Minnesota Muslim Girls Design Functional Sportswear
Minnesota Muslim Girls Design Functional Sportswear

Muslim girls living in Minnesota have designed their own culturally sensitive sportswear that lets them move freely without worrying about tripping on a long, flowing dress or having a head scarf come undone at a crucial point.

“The girls for years have been telling us, ‘We would like clothing. We would like clothing,’” said Chelsey Thul, a lecturer in kinesiology at the University of Minnesota in the US, who helped lead the two-year project, reports AP.

Sertac Sehlikoglu, a social anthropologist working on leisure, sports and the Muslim communities at the University of Cambridge, noted that Iran has been developing culturally appropriate female sportswear for years. She agreed with the Minnesota project’s organizers that the girls’ designs could catch on in other cities with large Muslim populations.
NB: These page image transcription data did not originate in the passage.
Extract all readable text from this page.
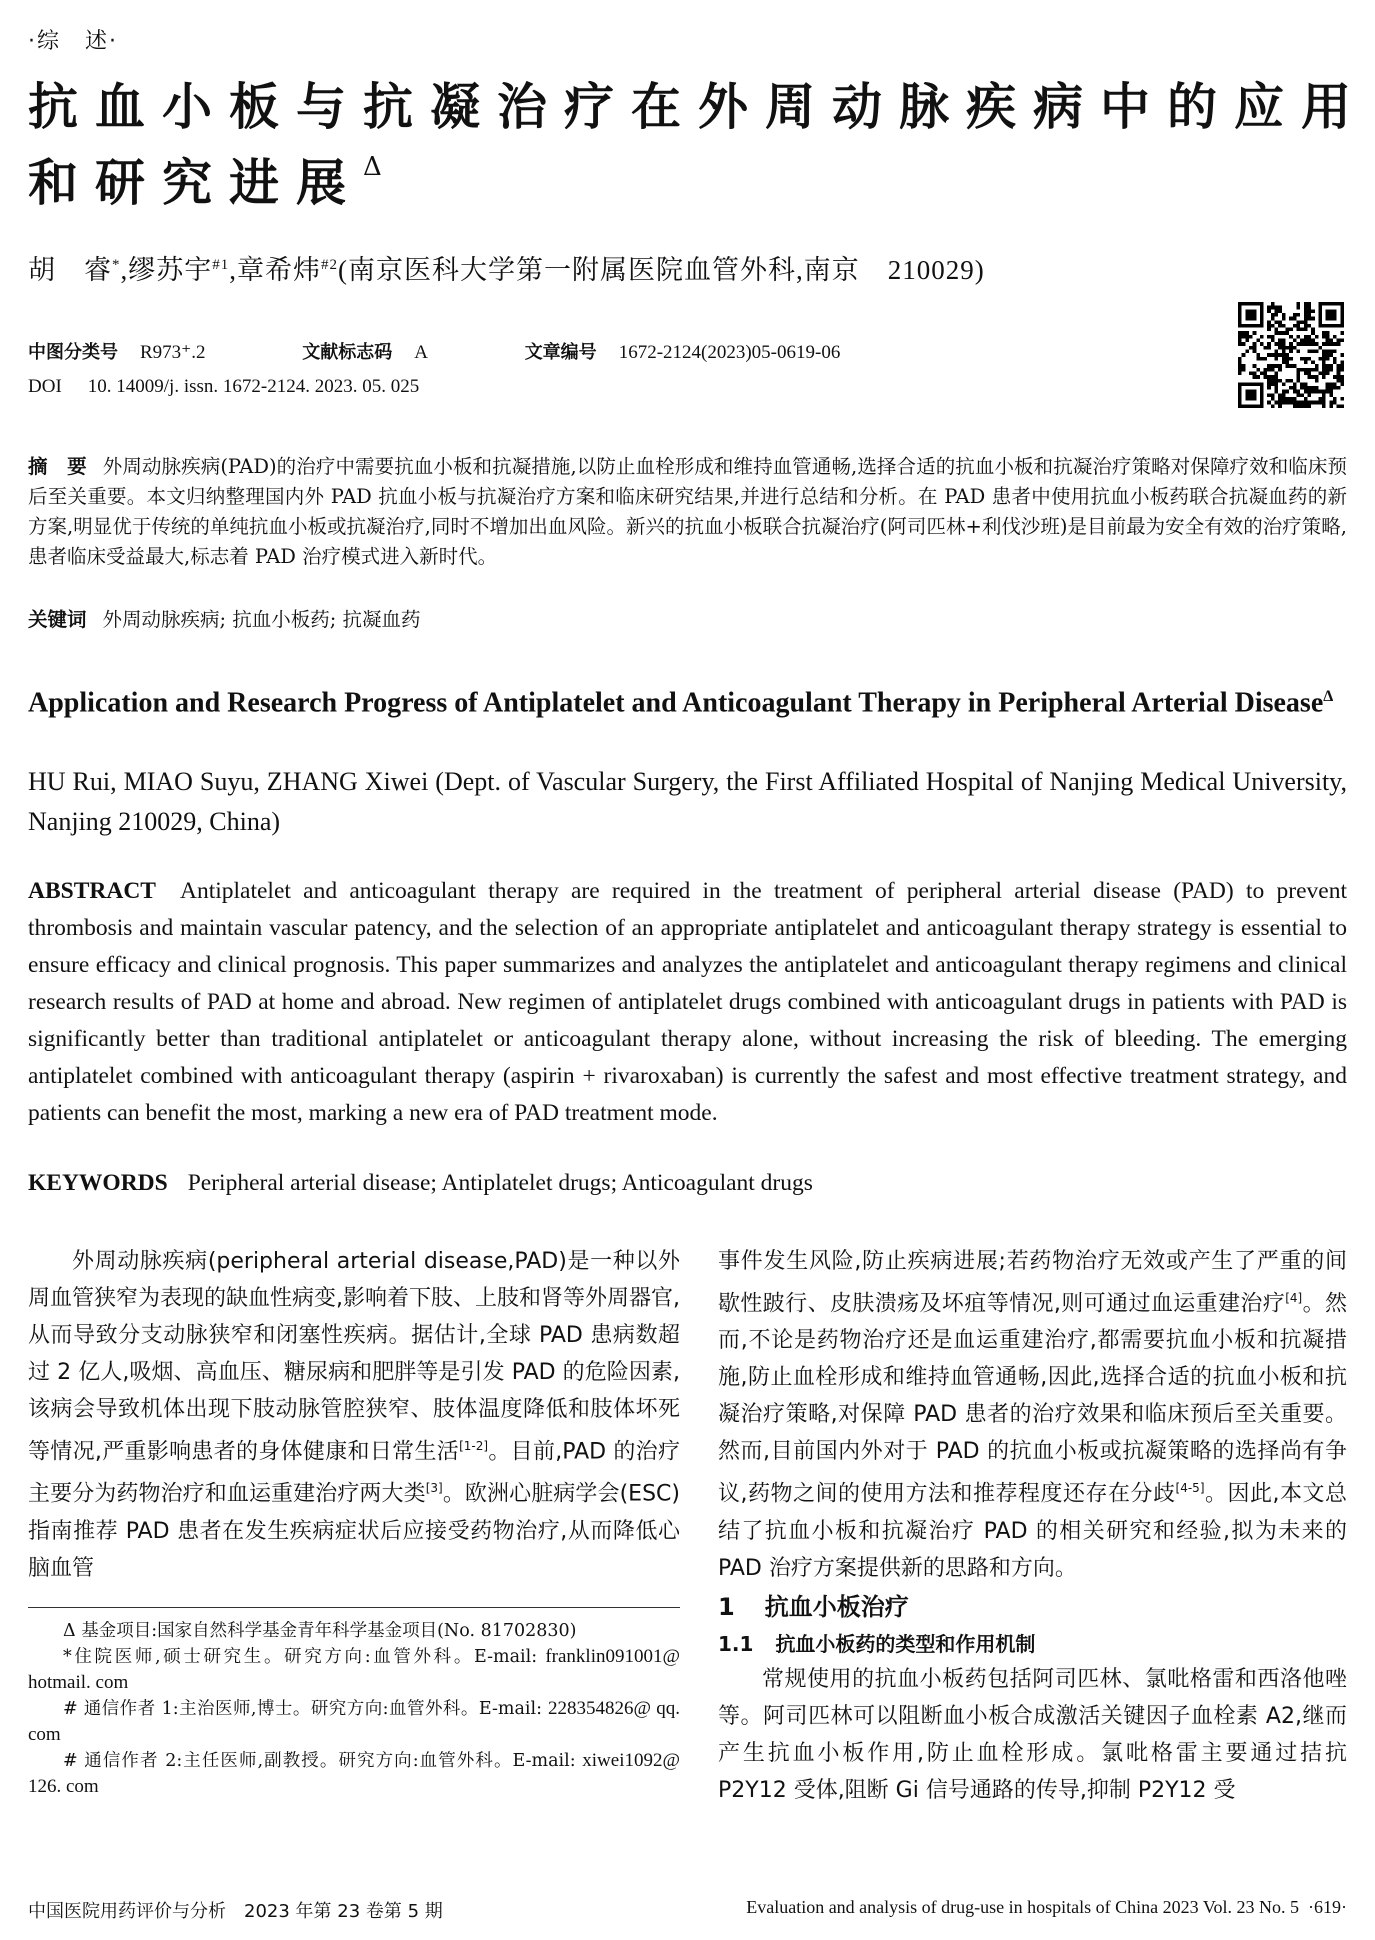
·综　述·
抗血小板与抗凝治疗在外周动脉疾病中的应用
和研究进展$^\Delta$
胡　睿*,缪苏宇$^{\#1}$,章希炜$^{\#2}$(南京医科大学第一附属医院血管外科,南京　210029)
中图分类号 R973⁺.2	文献标志码 A	文章编号 1672-2124(2023)05-0619-06
DOI 10. 14009/j. issn. 1672-2124. 2023. 05. 025
摘　要 外周动脉疾病(PAD)的治疗中需要抗血小板和抗凝措施,以防止血栓形成和维持血管通畅,选择合适的抗血小板和抗凝治疗策略对保障疗效和临床预后至关重要。本文归纳整理国内外 PAD 抗血小板与抗凝治疗方案和临床研究结果,并进行总结和分析。在 PAD 患者中使用抗血小板药联合抗凝血药的新方案,明显优于传统的单纯抗血小板或抗凝治疗,同时不增加出血风险。新兴的抗血小板联合抗凝治疗(阿司匹林+利伐沙班)是目前最为安全有效的治疗策略,患者临床受益最大,标志着 PAD 治疗模式进入新时代。
关键词 外周动脉疾病; 抗血小板药; 抗凝血药
Application and Research Progress of Antiplatelet and Anticoagulant Therapy in Peripheral Arterial Disease$^\Delta$
HU Rui, MIAO Suyu, ZHANG Xiwei (Dept. of Vascular Surgery, the First Affiliated Hospital of Nanjing Medical University, Nanjing 210029, China)
ABSTRACT Antiplatelet and anticoagulant therapy are required in the treatment of peripheral arterial disease (PAD) to prevent thrombosis and maintain vascular patency, and the selection of an appropriate antiplatelet and anticoagulant therapy strategy is essential to ensure efficacy and clinical prognosis. This paper summarizes and analyzes the antiplatelet and anticoagulant therapy regimens and clinical research results of PAD at home and abroad. New regimen of antiplatelet drugs combined with anticoagulant drugs in patients with PAD is significantly better than traditional antiplatelet or anticoagulant therapy alone, without increasing the risk of bleeding. The emerging antiplatelet combined with anticoagulant therapy (aspirin + rivaroxaban) is currently the safest and most effective treatment strategy, and patients can benefit the most, marking a new era of PAD treatment mode.
KEYWORDS Peripheral arterial disease; Antiplatelet drugs; Anticoagulant drugs

外周动脉疾病(peripheral arterial disease,PAD)是一种以外周血管狭窄为表现的缺血性病变,影响着下肢、上肢和肾等外周器官,从而导致分支动脉狭窄和闭塞性疾病。据估计,全球 PAD 患病数超过 2 亿人,吸烟、高血压、糖尿病和肥胖等是引发 PAD 的危险因素,该病会导致机体出现下肢动脉管腔狭窄、肢体温度降低和肢体坏死等情况,严重影响患者的身体健康和日常生活[1-2]。目前,PAD 的治疗主要分为药物治疗和血运重建治疗两大类[3]。欧洲心脏病学会(ESC)指南推荐 PAD 患者在发生疾病症状后应接受药物治疗,从而降低心脑血管

Δ 基金项目:国家自然科学基金青年科学基金项目(No. 81702830)

*住院医师,硕士研究生。研究方向:血管外科。E-mail: franklin091001@ hotmail. com

# 通信作者 1:主治医师,博士。研究方向:血管外科。E-mail: 228354826@ qq. com

# 通信作者 2:主任医师,副教授。研究方向:血管外科。E-mail: xiwei1092@ 126. com

事件发生风险,防止疾病进展;若药物治疗无效或产生了严重的间歇性跛行、皮肤溃疡及坏疽等情况,则可通过血运重建治疗[4]。然而,不论是药物治疗还是血运重建治疗,都需要抗血小板和抗凝措施,防止血栓形成和维持血管通畅,因此,选择合适的抗血小板和抗凝治疗策略,对保障 PAD 患者的治疗效果和临床预后至关重要。然而,目前国内外对于 PAD 的抗血小板或抗凝策略的选择尚有争议,药物之间的使用方法和推荐程度还存在分歧[4-5]。因此,本文总结了抗血小板和抗凝治疗 PAD 的相关研究和经验,拟为未来的 PAD 治疗方案提供新的思路和方向。

1 抗血小板治疗
1.1 抗血小板药的类型和作用机制

常规使用的抗血小板药包括阿司匹林、氯吡格雷和西洛他唑等。阿司匹林可以阻断血小板合成激活关键因子血栓素 A2,继而产生抗血小板作用,防止血栓形成。氯吡格雷主要通过拮抗 P2Y12 受体,阻断 Gi 信号通路的传导,抑制 P2Y12 受

中国医院用药评价与分析　2023 年第 23 卷第 5 期	Evaluation and analysis of drug-use in hospitals of China 2023 Vol. 23 No. 5 ·619·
The uniforms’ roots stretch back to 2008 when then-college student Fatimah Hussein founded a girls-only sports league and began claiming gym time at a community center in the heart of Minneapolis’ Somali neighborhood.

The girls quickly learned that traditional dress and basketball don’t mix, said Thul, who was a volunteer research consultant to the program.

The answer, Thul said, was a functional yet modest uniform.

She worked with Hussein, girls from her sports league, the University of Minnesota’s College of Design, the Tucker Center for Research on Girls & Women in Sport at the university, coaches and community members on the project. Starting in 2013, the girls attended female sporting events to see how uniforms worked. University designers helped them get their ideas on paper.